For Nick Levitin, the true meaning of life lies in service—to serve people and God. His passion for people and his commitment to service are the bookends of his journey, and they created the groundwork on which he served. As a kid growing up on Long Island in a secular family with no Jewish education, serving as President of not one but two synagogues was never part of his childhood game plan. He did not join a synagogue until he was 39. But first, he would follow his dreams onto the stage.
ACT I. “Friends, Romans, Countrymen…”
When Nick was seven years old, he watched Marlon Brando bring Mark Antony to life in Julius Caesar. At that moment, he knew he wanted to be an actor and nothing else. For two years, he recited the iconic monologue, “Friends, Romans, countrymen…” to anybody who would listen. After studying acting while at Boston University, he worked Off-Off Broadway for two years, landing 13 shows back-to-back as a character actor. To support his acting career, Nick drove a NYC cab—a great education, he reported, in which he was once directed to a shul by a customer in need of a tenth man for a minyan. While acting and driving, he also became a photographer to help support his acting. Until one day when Nick bid farewell to the stage and started telling stories behind the aperture of a lens.
ACT II. Through the Looking Glass
In 1995, tired of the stage and developing a passion for portraiture, Nick forged a new career in photography. It materialized while photographing headshots of actors. Uninterested in the staged shots, Nick pursued production photography and portfolios, shooting real-people models, e.g., butchers, bakers, cab drivers. He wandered the streets of New York, observing urban life through his SLR, revealing myriad stories of the individual faces that comprised a city of millions. (see NickLevitin.com)

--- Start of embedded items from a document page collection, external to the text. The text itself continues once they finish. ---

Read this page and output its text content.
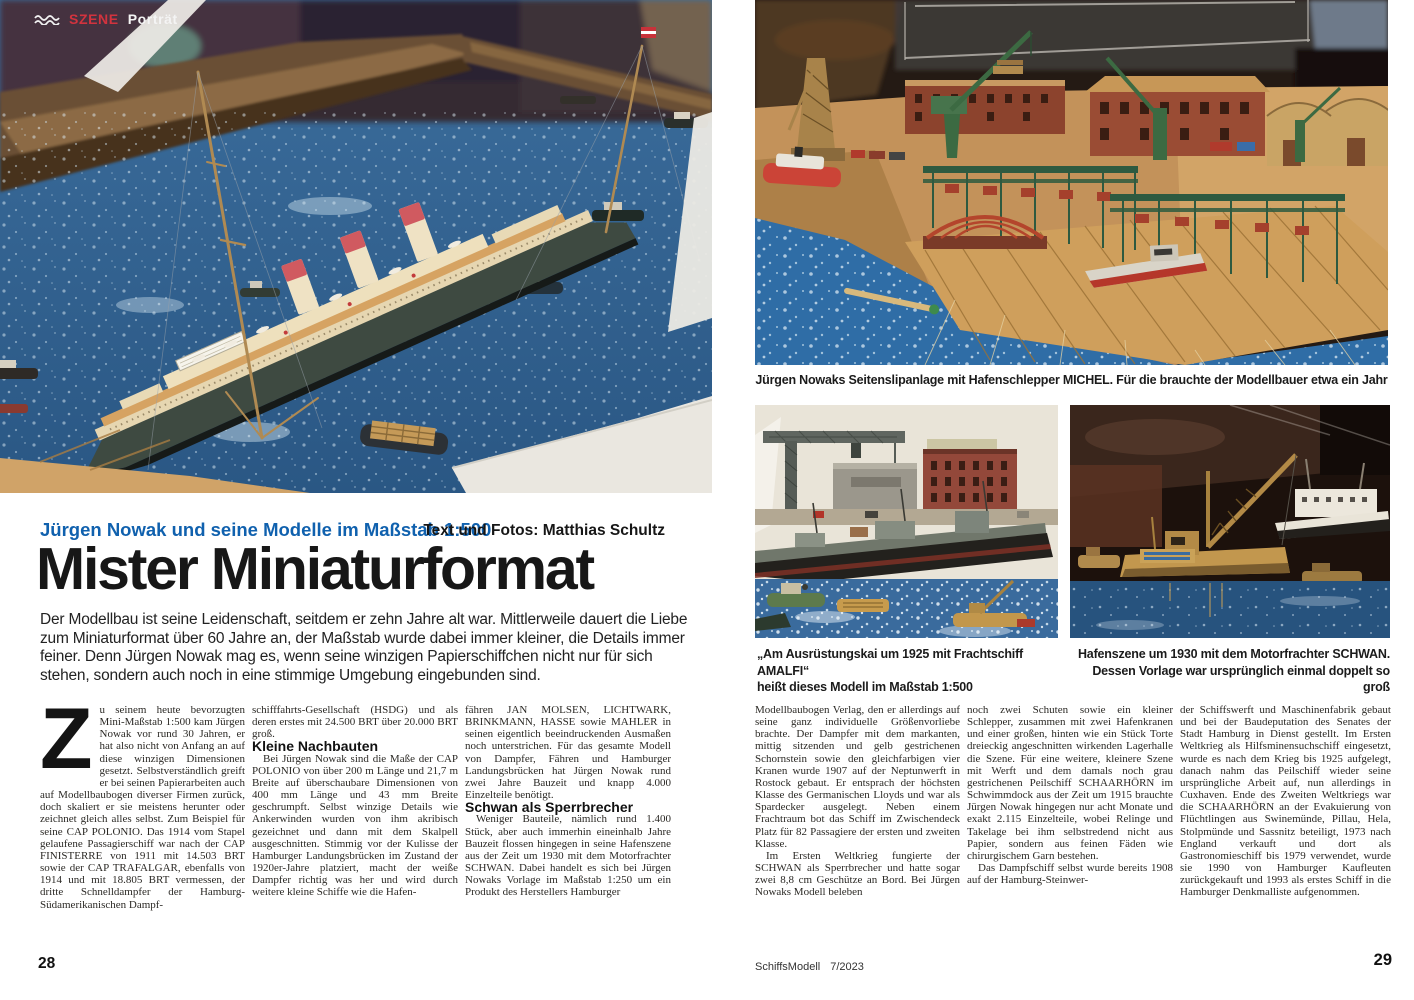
SZENE Porträt
Jürgen Nowaks Seitenslipanlage mit Hafenschlepper MICHEL. Für die brauchte der Modellbauer etwa ein Jahr
„Am Ausrüstungskai um 1925 mit Frachtschiff AMALFI“
heißt dieses Modell im Maßstab 1:500
Hafenszene um 1930 mit dem Motorfrachter SCHWAN.
Dessen Vorlage war ursprünglich einmal doppelt so groß
Jürgen Nowak und seine Modelle im Maßstab 1:500
Text und Fotos: Matthias Schultz
Mister Miniaturformat
Der Modellbau ist seine Leidenschaft, seitdem er zehn Jahre alt war. Mittlerweile dauert die Liebe zum Miniaturformat über 60 Jahre an, der Maßstab wurde dabei immer kleiner, die Details immer feiner. Denn Jürgen Nowak mag es, wenn seine winzigen Papierschiffchen nicht nur für sich stehen, sondern auch noch in eine stimmige Umgebung eingebunden sind.

Zu seinem heute bevorzugten Mini-Maßstab 1:500 kam Jürgen Nowak vor rund 30 Jahren, er hat also nicht von Anfang an auf diese winzigen Dimensionen gesetzt. Selbstverständlich greift er bei seinen Papierarbeiten auch auf Modellbaubogen diverser Firmen zurück, doch skaliert er sie meistens herunter oder zeichnet gleich alles selbst. Zum Beispiel für seine CAP POLONIO. Das 1914 vom Stapel gelaufene Passagierschiff war nach der CAP FINISTERRE von 1911 mit 14.503 BRT sowie der CAP TRAFALGAR, ebenfalls von 1914 und mit 18.805 BRT vermessen, der dritte Schnelldampfer der Hamburg-Südamerikanischen Dampf-

schifffahrts-Gesellschaft (HSDG) und als deren erstes mit 24.500 BRT über 20.000 BRT groß.

Kleine Nachbauten

Bei Jürgen Nowak sind die Maße der CAP POLONIO von über 200 m Länge und 21,7 m Breite auf überschaubare Dimensionen von 400 mm Länge und 43 mm Breite geschrumpft. Selbst winzige Details wie Ankerwinden wurden von ihm akribisch gezeichnet und dann mit dem Skalpell ausgeschnitten. Stimmig vor der Kulisse der Hamburger Landungsbrücken im Zustand der 1920er-Jahre platziert, macht der weiße Dampfer richtig was her und wird durch weitere kleine Schiffe wie die Hafen-

fähren JAN MOLSEN, LICHTWARK, BRINKMANN, HASSE sowie MAHLER in seinen eigentlich beeindruckenden Ausmaßen noch unterstrichen. Für das gesamte Modell von Dampfer, Fähren und Hamburger Landungsbrücken hat Jürgen Nowak rund zwei Jahre Bauzeit und knapp 4.000 Einzelteile benötigt.

Schwan als Sperrbrecher

Weniger Bauteile, nämlich rund 1.400 Stück, aber auch immerhin eineinhalb Jahre Bauzeit flossen hingegen in seine Hafenszene aus der Zeit um 1930 mit dem Motorfrachter SCHWAN. Dabei handelt es sich bei Jürgen Nowaks Vorlage im Maßstab 1:250 um ein Produkt des Herstellers Hamburger

Modellbaubogen Verlag, den er allerdings auf seine ganz individuelle Größenvorliebe brachte. Der Dampfer mit dem markanten, mittig sitzenden und gelb gestrichenen Schornstein sowie den gleichfarbigen vier Kranen wurde 1907 auf der Neptunwerft in Rostock gebaut. Er entsprach der höchsten Klasse des Germanischen Lloyds und war als Spardecker ausgelegt. Neben einem Frachtraum bot das Schiff im Zwischendeck Platz für 82 Passagiere der ersten und zweiten Klasse.

Im Ersten Weltkrieg fungierte der SCHWAN als Sperrbrecher und hatte sogar zwei 8,8 cm Geschütze an Bord. Bei Jürgen Nowaks Modell beleben

noch zwei Schuten sowie ein kleiner Schlepper, zusammen mit zwei Hafenkranen und einer großen, hinten wie ein Stück Torte dreieckig angeschnitten wirkenden Lagerhalle die Szene. Für eine weitere, kleinere Szene mit Werft und dem damals noch grau gestrichenen Peilschiff SCHAARHÖRN im Schwimmdock aus der Zeit um 1915 brauchte Jürgen Nowak hingegen nur acht Monate und exakt 2.115 Einzelteile, wobei Relinge und Takelage bei ihm selbstredend nicht aus Papier, sondern aus feinen Fäden wie chirurgischem Garn bestehen.

Das Dampfschiff selbst wurde bereits 1908 auf der Hamburg-Steinwer-

der Schiffswerft und Maschinenfabrik gebaut und bei der Baudeputation des Senates der Stadt Hamburg in Dienst gestellt. Im Ersten Weltkrieg als Hilfsminensuchschiff eingesetzt, wurde es nach dem Krieg bis 1925 aufgelegt, danach nahm das Peilschiff wieder seine ursprüngliche Arbeit auf, nun allerdings in Cuxhaven. Ende des Zweiten Weltkriegs war die SCHAARHÖRN an der Evakuierung von Flüchtlingen aus Swinemünde, Pillau, Hela, Stolpmünde und Sassnitz beteiligt, 1973 nach England verkauft und dort als Gastronomieschiff bis 1979 verwendet, wurde sie 1990 von Hamburger Kaufleuten zurückgekauft und 1993 als erstes Schiff in die Hamburger Denkmalliste aufgenommen.

28	29
SchiffsModell 7/2023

When Nick gave up acting, he learned that ultimately his most fulfilling role is being a father and a husband. Marrying Audrey was his greatest act, he noted, as it allowed everything else in his life to blossom and, thus, created endless possibility. Audrey, and his children, Nina, and Josh taught him everything. And it was through Audrey’s work that they were brought to their first synagogue.
ACT III. Higher, Holier Ground
While working as a journalist on a documentary about Central American refugees, Audrey interviewed Rabbi Marshall Meyer of B’nai Jeshurun. This resulted in Nick and Audrey attending High Holiday services, which changed their lives. In 1989, they joined B’nai Jeshurun and remained dedicated members for ten years, commuting from New Jersey. Later, with Nina and Josh in tow, the family searched for a shul closer to home, eventually joining Beth Ahm in Verona. Serving as Beth Ahm’s Publicity Chair and President was Nick’s training ground for Shomrei Emunah. Nick and family joined Shomrei in 2009.
At Shomrei, Nick discovered a deep spiritual life, the opportunity that leadership presents, and the beauty and holiness of service. It was at Shomrei where his great adventure continued and his love of people and community flourished. When Nick met Dale Russakoff, they persuaded each other to restore the newsletter, Kol Emunah. They worked tirelessly, Dale and Nick successfully revived Shomrei’s newsletter. He was asked to serve on the Board, which he happily accepted, and then served as Executive Vice President. In Nick fashion, he took these responsibilities quite seriously, attending staff meetings and providing philosophical and practical input.
In 2013 & 2014, Nick served on The 20/20 Committee, an “envisioning” body consisting of over 20 congregants, whose task was to reimagine many aspects of Shomrei’s future. One of the Committee’s central recommendations was to adopt a voluntary dues model called “The Sustaining Share Financial Commitment”.
Nick was elected President in 2014 and the focus of his first year was moving the Sustaining Share Financial Commitment from idea to practice with a yea vote by the congregation. During his second year, implementing the dues model was the board’s objective. Nick repeatedly emphasized that team effort was the true beauty of the triumph, and that the transition would have been futile without the dedication of the committee members and the board and the leadership of Rabbi Greenstein.
After serving as President, Nick’s devotion to Shomrei and to service continues. With congregant-in-arms, Andy Silver, they formed the Refugee Assistance Group. Through tireless work and passion, the group currently assists eight families. Nick can still be found behind his lens, telling stories of people and places, and of his initial magical experience at High Holiday services. Nick credits Rabbi Greenstein with teaching him the beauty of Process and Patience, spiritual leadership, and the nourishment and holiness of service.